35. Kapitel: Die fünfte Regel des Tychonius
50. Als fünfte Regel setzt Tychonius die an, welche er von den Zeiten benennt; durch sie soll gar oft die in der Heiligen Schrift verborgene Zeitdauer gefunden oder erschlossen werden können. Diese Regel hat nach seiner Versicherung in doppelter Weise Kraft, entweder nach dem Tropus Synekdoche oder nach den gesetzlichen Zahlen. Bei der Synekdoche kann ein Teil das Ganze und das Ganze einen Teil bedeuten. So sagt z. B. der eine Evangelist1, es sei nach acht, und der andere2, es sei nach sechs Tagen geschehen, daß das Angesicht des Herrn auf dem Berge in Gegenwart von nur drei Jüngern wie die Sonne und seine Kleider wie Schnee geglänzt hätten. Beide Angaben über die Zahl der Tage können unmöglich richtig sein, wenn nicht der Evangelist, der von acht Tagen spricht, den letzten Teil des Tages, an dem der Herr die Erscheinung vorhersagte, und den ersten Teil des Tages, an dem er die Erfüllung zeigte, für zwei ganze und vollständige Tage angesetzt hat, während der Evangelist, der von sechs Tagen spricht, nur alle dazwischen liegenden Tage als ganze zählte. Durch diese Redeweise, nach welcher der Teil zugleich auch das Ganze bedeutet, wird auch die berühmte Frage von der Auferstehung Christi gelöst. Denn wenn nicht der letzte Teil des Leidenstages mit Einschluß der vorhergehenden Nacht für einen ganzen Tag und die Nacht, in deren letztem Teil er auferstand, mit Einschluß des anbrechenden Sonntags für einen ganzen Tag genommen wird, dann können es nicht drei Tage und drei Nächte sein, wo er nach seiner Vorhersage im Schoße der Erde sein sollte3.

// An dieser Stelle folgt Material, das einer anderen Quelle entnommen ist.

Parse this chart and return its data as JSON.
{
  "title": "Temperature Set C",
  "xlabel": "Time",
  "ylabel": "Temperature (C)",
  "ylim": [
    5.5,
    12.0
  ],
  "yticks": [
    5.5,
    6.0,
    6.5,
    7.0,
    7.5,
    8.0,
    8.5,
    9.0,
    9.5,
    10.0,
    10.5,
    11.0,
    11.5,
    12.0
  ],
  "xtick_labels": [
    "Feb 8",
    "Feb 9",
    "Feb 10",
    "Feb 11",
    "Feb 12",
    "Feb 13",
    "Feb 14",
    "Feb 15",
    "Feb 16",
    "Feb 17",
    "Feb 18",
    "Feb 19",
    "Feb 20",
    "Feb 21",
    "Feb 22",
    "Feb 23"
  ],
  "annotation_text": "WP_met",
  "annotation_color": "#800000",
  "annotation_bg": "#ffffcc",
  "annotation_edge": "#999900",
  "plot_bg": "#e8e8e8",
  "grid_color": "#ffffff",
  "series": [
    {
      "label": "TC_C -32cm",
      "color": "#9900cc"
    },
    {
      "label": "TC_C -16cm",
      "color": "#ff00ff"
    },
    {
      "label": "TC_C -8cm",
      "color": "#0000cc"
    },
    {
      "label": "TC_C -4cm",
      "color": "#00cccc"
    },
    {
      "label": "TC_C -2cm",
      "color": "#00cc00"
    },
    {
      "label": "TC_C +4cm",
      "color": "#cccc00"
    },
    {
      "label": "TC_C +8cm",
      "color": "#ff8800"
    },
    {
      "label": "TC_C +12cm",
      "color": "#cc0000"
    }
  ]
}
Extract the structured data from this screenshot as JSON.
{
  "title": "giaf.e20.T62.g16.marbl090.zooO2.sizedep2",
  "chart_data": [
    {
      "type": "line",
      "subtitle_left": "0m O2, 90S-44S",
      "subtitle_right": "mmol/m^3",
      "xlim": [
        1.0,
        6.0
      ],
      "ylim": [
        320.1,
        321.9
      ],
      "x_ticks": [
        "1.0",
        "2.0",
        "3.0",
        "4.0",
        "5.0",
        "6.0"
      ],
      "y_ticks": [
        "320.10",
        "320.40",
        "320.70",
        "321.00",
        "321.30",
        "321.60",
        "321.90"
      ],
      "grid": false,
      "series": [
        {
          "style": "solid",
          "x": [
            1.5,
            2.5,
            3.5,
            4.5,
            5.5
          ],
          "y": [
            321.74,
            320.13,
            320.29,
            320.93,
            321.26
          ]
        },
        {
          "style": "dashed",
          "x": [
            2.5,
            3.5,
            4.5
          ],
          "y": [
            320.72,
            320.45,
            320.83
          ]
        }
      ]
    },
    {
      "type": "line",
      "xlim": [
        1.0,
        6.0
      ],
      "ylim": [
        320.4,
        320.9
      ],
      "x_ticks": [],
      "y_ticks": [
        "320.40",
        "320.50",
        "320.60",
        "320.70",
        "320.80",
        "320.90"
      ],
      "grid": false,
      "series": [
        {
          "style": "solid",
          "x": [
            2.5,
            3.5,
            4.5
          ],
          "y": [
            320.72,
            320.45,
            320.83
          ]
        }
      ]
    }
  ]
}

S. 15451. Gesetzliche Zahlen nennt er jene, welche die Heilige Schrift in hervorragender Weise empfiehlt, wie die Sieben-, Zehn- oder Zwölfzahl und wie sie sonst alle heißen: ein aufmerksamer Leser kann sie leicht von selbst finden. Häufig werden solche Zahlen für die ganze Zeit gesetzt. So ist z. B. der Ausspruch: „Siebenmal im Tage werde ich dich loben4“ nichts anderes als: „Immer ist sein Lob in meinem Munde5. Dieselbe Kraft haben solche Zahlen, wenn man sie multipliziert, z. B. mit zehn (und dabei Zahlen erhält) wie siebzig oder siebenhundert. Daher können die siebzig Jahre des Jeremias6 geistigerweise von der ganzen Zeit verstanden werden, in der die Kirche in der Fremde ist. (Dieselbe Kraft haben diese Zahlen weiterhin,) wenn man sie mit sich selbst multipliziert wie z. B. zehnmal zehn gleich hundert und zwölfmal zwölf gleich hundertvierundvierzig. Mit letzterer Zahl wird in der geheimen Offenbarung die Gesamtzahl aller Heiligen bezeichnet7. Daraus geht hervor, daß nicht bloß Zeitfragen durch jene Zahlen zu lösen sind, sondern daß ihre Bedeutung weiter reicht und sich auf gar Vielerlei erstreckt. Denn die erwähnte Zahl in der Geheimen Offenbarung bezieht sich beispielsweise nicht auf Zeiten, sondern auf Menschen.